Nel quasi totale silenzio dei media mainstream, l’Italia si sta armando come non aveva mai fatto prima. Non è una metafora, né un’esagerazione: è la fredda realtà che emerge dall’analisi della Legge di Bilancio condotta dall’Osservatorio Milex sulle spese militari italiane.
Per la prima volta nella storia della Repubblica il budget militare supera i 30 miliardi di euro, attestandosi a 32 miliardi per il 2025. Di questi, ben 13 miliardi saranno destinati all’acquisto di nuovi armamenti, segnando un’escalation che supera in percentuale di crescita qualsiasi altra voce di spesa pubblica.
Un riarmo da record: 32 miliardi, ma a quale costo?
Mentre il dibattito pubblico si concentra su decimali di deficit e su piccoli aggiustamenti della manovra, sta passando inosservato quello che può essere definito il più massiccio riarmo della storia repubblicana. I numeri elaborati da Francesco Vignarca ed Enrico Piovesana parlano chiaro: in soli dieci anni, la spesa militare italiana è aumentata del 60%, passando dai 19,9 miliardi del 2016 ai 32 miliardi previsti per il prossimo anno.
Ma è nell’ultimo quinquennio che la corsa agli armamenti ha accelerato vertiginosamente. Solo per dare un’idea dell’entità del fenomeno: nel 2021 si spendevano 7,3 miliardi in nuovi armamenti, mentre nel 2025 se ne spenderanno quasi 13, con un aumento del 77% in soli cinque anni. Un dato che dovrebbe far riflettere sulla direzione intrapresa dal Paese.

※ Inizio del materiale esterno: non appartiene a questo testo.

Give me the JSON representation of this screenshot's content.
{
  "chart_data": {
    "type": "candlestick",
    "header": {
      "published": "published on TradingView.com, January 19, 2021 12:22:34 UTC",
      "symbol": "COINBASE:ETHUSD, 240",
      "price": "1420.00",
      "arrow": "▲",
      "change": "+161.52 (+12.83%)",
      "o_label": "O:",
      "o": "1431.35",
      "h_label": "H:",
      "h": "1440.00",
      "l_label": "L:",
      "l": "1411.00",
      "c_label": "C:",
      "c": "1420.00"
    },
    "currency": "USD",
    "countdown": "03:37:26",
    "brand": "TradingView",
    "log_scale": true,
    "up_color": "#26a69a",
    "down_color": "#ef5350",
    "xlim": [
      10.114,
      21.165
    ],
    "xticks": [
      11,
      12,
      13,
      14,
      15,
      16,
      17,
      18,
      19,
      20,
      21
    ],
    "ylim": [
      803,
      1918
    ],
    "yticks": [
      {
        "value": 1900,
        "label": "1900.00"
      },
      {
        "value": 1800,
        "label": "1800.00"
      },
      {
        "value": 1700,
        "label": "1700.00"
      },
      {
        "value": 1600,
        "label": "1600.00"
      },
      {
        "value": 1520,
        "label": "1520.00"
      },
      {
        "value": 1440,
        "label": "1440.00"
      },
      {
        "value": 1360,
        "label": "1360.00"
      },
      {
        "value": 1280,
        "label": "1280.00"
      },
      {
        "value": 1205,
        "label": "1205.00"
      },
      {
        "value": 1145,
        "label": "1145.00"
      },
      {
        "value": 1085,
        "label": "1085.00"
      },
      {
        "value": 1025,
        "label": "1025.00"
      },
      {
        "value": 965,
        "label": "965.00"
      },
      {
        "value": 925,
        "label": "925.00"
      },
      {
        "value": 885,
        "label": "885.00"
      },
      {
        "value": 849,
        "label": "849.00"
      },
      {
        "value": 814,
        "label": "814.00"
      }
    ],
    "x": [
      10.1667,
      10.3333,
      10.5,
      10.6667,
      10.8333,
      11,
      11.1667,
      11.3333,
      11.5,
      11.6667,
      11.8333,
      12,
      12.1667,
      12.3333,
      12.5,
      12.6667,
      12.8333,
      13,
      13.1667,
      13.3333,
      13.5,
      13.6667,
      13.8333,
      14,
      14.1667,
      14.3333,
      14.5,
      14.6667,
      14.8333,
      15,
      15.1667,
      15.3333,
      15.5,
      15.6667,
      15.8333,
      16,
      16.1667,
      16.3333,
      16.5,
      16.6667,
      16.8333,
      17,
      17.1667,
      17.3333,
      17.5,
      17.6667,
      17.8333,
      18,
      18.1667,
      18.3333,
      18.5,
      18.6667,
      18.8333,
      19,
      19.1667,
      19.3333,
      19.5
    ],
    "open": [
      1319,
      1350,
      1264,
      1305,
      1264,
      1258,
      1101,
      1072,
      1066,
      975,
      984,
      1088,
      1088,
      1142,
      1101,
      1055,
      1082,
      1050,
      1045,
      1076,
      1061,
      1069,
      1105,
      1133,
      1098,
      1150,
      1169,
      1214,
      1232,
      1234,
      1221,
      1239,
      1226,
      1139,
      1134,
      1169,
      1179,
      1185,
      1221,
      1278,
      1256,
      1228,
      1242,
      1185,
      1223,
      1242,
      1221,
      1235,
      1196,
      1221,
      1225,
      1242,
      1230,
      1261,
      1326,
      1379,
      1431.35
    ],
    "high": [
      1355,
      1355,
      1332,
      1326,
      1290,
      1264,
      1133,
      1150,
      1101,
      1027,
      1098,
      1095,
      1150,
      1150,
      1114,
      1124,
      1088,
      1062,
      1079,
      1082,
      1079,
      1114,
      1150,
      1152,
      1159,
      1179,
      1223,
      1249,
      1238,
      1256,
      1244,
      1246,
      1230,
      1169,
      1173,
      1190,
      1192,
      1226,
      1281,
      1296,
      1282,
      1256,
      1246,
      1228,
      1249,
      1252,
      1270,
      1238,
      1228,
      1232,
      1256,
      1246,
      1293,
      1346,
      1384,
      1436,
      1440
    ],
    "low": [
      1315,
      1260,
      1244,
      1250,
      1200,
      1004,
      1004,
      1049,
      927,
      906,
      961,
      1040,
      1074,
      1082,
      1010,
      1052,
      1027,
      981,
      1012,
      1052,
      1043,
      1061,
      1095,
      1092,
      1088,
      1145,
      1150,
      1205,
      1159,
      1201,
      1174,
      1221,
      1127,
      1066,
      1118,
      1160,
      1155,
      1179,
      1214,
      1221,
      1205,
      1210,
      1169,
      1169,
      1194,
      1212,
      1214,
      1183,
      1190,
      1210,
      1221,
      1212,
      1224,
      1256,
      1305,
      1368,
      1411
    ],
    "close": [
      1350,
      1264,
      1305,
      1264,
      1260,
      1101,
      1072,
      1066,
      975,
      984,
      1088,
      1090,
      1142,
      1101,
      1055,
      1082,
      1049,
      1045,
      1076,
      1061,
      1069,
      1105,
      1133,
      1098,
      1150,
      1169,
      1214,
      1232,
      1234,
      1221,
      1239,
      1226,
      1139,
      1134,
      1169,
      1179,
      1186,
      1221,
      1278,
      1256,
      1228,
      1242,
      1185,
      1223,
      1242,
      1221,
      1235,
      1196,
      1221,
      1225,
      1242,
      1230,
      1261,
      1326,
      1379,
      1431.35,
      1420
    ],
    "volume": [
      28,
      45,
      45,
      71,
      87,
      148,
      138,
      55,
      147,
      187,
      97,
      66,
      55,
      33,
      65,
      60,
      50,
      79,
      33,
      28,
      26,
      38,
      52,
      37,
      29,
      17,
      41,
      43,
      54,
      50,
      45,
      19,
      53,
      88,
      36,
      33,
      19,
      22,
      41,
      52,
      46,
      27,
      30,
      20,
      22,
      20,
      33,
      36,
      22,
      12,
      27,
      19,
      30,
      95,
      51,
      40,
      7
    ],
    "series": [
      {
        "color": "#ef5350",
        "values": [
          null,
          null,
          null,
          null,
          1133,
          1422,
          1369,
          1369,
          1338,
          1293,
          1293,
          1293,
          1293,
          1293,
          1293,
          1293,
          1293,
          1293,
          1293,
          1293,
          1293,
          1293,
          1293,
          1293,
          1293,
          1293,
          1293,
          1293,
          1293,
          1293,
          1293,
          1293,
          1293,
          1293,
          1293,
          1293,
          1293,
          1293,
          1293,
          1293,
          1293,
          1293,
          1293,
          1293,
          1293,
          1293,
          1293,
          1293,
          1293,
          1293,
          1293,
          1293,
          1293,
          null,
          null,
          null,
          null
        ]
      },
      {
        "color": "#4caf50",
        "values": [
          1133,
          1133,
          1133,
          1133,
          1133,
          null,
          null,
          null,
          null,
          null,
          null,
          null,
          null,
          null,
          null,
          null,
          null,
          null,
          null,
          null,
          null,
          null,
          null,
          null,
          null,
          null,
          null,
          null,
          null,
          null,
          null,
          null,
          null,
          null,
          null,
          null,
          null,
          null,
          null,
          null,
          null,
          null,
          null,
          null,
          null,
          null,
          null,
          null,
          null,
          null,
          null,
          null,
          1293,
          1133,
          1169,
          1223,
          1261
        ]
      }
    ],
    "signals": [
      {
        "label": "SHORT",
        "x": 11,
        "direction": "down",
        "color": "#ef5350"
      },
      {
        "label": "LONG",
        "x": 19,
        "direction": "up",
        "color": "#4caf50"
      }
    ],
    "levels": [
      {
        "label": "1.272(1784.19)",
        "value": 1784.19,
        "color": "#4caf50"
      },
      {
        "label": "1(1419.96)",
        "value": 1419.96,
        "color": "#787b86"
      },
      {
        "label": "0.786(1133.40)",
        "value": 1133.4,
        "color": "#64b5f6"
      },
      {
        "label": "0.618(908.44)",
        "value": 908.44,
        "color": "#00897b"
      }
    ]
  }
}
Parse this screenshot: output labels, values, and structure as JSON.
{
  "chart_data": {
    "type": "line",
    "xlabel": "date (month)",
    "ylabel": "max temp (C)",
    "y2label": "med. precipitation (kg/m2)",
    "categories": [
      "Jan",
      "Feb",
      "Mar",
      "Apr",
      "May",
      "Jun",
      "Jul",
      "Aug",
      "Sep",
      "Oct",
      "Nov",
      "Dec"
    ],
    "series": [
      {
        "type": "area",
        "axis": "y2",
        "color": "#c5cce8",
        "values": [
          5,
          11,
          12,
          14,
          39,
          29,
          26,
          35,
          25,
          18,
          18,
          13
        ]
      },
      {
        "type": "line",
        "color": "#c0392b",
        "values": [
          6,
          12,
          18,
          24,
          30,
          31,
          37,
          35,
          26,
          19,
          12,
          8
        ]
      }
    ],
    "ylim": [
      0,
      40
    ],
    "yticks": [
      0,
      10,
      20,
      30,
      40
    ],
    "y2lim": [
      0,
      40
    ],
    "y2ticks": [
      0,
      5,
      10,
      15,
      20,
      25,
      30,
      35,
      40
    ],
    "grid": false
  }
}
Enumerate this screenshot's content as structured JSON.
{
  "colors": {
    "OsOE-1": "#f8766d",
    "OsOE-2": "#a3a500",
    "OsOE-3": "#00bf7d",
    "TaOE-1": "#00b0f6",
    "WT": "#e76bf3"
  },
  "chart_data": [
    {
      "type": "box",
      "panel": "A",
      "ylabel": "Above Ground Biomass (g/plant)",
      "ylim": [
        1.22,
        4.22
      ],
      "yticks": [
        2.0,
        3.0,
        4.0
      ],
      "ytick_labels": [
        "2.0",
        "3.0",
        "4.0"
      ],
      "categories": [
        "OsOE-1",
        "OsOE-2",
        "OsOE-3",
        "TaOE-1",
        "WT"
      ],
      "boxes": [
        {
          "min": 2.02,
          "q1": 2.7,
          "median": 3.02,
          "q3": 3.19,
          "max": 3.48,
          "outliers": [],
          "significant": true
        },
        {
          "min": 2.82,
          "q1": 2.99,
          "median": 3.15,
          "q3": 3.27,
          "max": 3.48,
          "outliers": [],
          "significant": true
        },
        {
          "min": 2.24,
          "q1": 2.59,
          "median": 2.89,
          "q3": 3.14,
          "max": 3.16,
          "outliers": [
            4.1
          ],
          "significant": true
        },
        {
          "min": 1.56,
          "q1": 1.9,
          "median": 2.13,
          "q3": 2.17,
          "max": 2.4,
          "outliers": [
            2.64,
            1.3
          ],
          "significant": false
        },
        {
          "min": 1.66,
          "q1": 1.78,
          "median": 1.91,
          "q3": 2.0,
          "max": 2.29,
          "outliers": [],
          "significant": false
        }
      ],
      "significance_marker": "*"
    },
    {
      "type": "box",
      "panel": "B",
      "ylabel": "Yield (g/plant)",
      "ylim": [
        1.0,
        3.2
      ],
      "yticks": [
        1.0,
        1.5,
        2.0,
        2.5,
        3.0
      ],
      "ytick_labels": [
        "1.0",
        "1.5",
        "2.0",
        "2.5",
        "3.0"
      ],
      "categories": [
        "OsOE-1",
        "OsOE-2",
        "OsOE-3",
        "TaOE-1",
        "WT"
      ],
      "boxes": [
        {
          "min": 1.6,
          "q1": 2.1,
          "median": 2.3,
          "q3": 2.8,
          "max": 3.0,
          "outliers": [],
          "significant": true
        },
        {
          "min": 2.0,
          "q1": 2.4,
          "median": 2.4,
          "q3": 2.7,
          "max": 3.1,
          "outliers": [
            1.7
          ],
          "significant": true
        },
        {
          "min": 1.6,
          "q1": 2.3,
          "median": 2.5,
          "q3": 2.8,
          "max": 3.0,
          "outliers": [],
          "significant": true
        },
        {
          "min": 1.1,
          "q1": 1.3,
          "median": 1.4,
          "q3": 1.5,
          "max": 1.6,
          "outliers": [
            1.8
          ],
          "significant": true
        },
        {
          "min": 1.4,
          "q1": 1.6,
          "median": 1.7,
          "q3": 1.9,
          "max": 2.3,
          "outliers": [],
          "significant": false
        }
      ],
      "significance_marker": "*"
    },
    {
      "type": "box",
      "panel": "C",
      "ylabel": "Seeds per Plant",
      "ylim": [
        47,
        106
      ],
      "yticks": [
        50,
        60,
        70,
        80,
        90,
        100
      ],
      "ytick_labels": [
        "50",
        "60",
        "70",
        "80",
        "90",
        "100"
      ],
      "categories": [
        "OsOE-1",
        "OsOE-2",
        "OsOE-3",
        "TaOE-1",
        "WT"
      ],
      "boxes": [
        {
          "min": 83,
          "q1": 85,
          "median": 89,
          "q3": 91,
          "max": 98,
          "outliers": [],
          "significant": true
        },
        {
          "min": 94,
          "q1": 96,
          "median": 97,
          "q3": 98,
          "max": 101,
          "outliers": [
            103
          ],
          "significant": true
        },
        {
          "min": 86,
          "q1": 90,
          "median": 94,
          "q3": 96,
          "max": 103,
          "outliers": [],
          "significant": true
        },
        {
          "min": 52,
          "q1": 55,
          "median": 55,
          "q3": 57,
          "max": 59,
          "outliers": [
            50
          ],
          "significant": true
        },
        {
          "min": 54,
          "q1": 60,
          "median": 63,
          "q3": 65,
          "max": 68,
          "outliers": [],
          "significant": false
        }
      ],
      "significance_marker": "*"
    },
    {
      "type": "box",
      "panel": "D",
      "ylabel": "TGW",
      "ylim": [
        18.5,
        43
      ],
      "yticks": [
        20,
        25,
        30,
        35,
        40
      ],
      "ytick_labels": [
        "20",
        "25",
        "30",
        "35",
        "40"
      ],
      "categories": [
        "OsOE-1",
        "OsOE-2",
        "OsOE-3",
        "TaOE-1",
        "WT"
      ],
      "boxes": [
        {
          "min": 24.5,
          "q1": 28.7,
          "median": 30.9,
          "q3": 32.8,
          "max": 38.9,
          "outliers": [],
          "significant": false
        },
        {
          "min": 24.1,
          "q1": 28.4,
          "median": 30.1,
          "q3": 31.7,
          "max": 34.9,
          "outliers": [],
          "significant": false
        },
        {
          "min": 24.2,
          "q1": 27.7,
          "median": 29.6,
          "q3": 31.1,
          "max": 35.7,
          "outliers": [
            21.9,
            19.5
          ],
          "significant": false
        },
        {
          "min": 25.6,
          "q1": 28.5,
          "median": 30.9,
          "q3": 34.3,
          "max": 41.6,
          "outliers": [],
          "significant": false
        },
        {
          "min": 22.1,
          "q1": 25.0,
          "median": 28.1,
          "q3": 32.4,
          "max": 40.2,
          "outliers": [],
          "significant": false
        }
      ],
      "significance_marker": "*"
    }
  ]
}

Il ministro Crosetto, dal suo ufficio di via XX Settembre, gestirà un “bilancio proprio” della Difesa di oltre 31,2 miliardi di euro, con un incremento netto di 2,1 miliardi rispetto al 2024. Un aumento senza precedenti nella storia recente, che si inserisce in un trend di crescita costante e imponente.
Ma i numeri, per quanto eloquenti, rischiano di non restituire appieno la portata di questo cambiamento. Si tratta di risorse che, confrontate con altre voci di spesa, assumono proporzioni imponenti: spendiamo più in armamenti che in edilizia scolastica, più in missioni militari che in ricerca universitaria.
La spesa militare italiana arriverà così all’1,42% del PIL (o all’1,46% includendo i costi indiretti), avvicinandosi sempre più a quel 2% richiesto dalla Nato. Vale la pena ricordare che questo obiettivo non è vincolante, ma sembra essere diventato una sorta di mantra per i governi degli ultimi anni.
Aggiungendo poi ulteriori due voci di costi indiretti per basi militari e alle quote di compartecipazione per spese di natura militare in ambito Ue si potrebbe aumentare il totale complessivo di un ulteriore miliardo, superando quindi i 33 miliardi di euro.
Le priorità di un Paese in armi: difesa vs. spesa sociale
Non deve sfuggire un dettaglio significativo: mentre il bilancio della Difesa cresce a ritmi vertiginosi altre voci di spesa rimangono ferme o subiscono tagli. È una questione di scelte e priorità, e le priorità di questo governo sembrano chiare: più armi, meno spesa sociale, per dirla con una metafora classica.
Il paradosso è che questa corsa al riarmo si verifica in un momento in cui il Paese avrebbe bisogno di investimenti massicci in sanità, istruzione e transizione ecologica. Settori che, a differenza della Difesa, stentano a vedere incrementi significativi nei rispettivi budget.
L’analisi di Milex ci restituisce il ritratto di un Paese che sta silenziosamente cambiando volto, privilegiando la dimensione militare rispetto a quella civile, la spesa per gli armamenti a scapito dei servizi per i cittadini.
Una trasformazione che meriterebbe un dibattito pubblico approfondito, una discussione parlamentare seria, un confronto con i cittadini sulle reali priorità del Paese. Invece, tutto avviene nel silenzio quasi complice dei media e della politica, come se l’aumento esponenziale delle spese militari fosse un destino ineluttabile e non una precisa scelta politica.